Ingredients:
- 1 cup (2 sticks/226g) unsalted butter, softened
- ½ cup (100g) granulated sugar
- ¼ teaspoon (1.5g) salt
- 2 cups (250g) all-purpose flour
- 1 cup (240ml) heavy cream
- ½ cup (100g) granulated sugar
- ½ cup (113g) unsalted butter, cut into cubes
- 1/4 teaspoon (1.5g) salt
- 1 cup (240g) pistachio butter, smooth
- 1 teaspoon (5ml) vanilla extract
- Flaky sea salt (optional)
- Chopped pistachios (optional)
Instructions:
- Cream together butter, sugar, and salt for the shortbread crust.
- Gradually add flour until just combined. Press into prepared 9x13 inch baking pan.
- Chill for 30 minutes. Pre-bake crust until lightly golden.
- Combine heavy cream, sugar, butter, and salt in a saucepan for the pistachio butter filling.

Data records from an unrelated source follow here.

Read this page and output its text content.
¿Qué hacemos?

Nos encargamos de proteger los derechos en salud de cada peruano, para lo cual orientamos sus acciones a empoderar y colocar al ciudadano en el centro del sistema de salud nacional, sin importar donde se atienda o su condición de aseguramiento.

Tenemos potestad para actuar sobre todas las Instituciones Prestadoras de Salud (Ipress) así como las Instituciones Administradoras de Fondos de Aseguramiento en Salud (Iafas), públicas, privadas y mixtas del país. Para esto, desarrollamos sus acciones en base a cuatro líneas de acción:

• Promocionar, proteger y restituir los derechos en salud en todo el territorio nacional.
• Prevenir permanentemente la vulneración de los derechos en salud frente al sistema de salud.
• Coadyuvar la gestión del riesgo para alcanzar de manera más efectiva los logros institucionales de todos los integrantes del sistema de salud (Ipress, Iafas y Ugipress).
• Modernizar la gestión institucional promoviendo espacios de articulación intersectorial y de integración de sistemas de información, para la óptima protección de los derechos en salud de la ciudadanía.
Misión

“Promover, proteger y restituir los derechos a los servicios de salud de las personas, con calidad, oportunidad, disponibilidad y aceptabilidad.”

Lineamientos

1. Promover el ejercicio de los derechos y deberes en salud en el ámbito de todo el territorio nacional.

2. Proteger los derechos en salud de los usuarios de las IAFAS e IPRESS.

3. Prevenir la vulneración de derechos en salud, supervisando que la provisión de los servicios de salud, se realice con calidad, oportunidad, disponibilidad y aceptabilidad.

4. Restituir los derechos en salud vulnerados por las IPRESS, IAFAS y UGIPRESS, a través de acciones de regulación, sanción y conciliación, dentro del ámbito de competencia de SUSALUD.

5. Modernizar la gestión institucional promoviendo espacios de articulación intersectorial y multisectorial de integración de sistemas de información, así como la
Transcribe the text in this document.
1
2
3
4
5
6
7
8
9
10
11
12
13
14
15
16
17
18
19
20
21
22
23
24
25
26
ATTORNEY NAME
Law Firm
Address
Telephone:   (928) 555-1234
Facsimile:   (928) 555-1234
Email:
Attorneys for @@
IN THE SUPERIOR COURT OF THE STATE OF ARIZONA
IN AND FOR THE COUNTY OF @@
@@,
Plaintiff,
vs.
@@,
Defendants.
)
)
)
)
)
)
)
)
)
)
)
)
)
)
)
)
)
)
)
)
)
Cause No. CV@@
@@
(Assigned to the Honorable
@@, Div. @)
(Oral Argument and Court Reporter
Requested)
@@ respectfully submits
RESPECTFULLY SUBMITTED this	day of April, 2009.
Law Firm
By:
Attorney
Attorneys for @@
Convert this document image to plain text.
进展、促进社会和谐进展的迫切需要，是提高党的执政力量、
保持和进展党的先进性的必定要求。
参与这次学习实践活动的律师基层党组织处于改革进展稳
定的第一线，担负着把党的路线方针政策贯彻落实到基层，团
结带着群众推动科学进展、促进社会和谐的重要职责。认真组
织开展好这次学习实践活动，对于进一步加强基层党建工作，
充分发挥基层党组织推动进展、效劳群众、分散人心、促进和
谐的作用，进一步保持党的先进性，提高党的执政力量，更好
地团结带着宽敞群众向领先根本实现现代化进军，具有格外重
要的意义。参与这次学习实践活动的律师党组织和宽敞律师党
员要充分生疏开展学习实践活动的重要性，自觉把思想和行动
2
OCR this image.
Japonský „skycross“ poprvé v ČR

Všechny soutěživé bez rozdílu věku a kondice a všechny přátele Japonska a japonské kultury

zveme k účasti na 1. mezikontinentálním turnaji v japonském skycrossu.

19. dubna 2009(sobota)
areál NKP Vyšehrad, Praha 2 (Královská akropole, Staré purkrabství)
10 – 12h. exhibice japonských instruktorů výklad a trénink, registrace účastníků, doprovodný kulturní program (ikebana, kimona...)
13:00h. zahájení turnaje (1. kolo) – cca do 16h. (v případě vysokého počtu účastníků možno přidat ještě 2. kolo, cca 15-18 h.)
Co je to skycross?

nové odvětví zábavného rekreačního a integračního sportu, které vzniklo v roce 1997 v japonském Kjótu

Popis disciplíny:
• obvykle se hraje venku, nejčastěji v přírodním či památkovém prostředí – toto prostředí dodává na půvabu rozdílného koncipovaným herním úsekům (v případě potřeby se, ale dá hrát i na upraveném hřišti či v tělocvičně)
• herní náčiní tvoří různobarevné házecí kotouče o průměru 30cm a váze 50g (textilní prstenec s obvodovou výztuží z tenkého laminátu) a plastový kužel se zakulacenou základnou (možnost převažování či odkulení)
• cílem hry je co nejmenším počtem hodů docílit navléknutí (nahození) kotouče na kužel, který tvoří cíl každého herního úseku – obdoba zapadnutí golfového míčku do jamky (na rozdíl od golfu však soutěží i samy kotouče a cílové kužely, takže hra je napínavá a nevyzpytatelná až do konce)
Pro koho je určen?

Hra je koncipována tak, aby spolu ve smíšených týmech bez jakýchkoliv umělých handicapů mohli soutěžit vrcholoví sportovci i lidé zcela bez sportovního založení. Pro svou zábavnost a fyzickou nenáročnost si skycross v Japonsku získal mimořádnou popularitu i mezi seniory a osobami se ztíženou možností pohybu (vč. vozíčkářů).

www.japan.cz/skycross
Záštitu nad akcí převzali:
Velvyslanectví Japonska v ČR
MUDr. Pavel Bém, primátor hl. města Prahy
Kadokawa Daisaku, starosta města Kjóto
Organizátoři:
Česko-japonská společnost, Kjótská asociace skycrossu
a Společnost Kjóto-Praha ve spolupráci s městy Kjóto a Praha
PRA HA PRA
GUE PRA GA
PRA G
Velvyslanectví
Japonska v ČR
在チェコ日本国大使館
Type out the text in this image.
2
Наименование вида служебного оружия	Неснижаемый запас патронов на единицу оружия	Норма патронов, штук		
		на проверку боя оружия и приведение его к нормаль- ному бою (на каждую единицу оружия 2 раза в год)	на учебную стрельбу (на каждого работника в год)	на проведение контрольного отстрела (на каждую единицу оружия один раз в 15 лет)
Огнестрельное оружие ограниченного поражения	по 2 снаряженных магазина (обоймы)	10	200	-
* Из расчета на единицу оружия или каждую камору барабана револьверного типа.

- Cook over medium heat, stirring constantly, until melted and smooth. Simmer gently until slightly thickened.
- Remove from heat and stir in pistachio butter and vanilla extract.
- Pour pistachio butter filling over the pre-baked shortbread crust.
- Bake until the filling is set and the edges are lightly golden.
- Let cool completely in the pan. Sprinkle with flaky sea salt and chopped pistachios (optional). Cut into bars.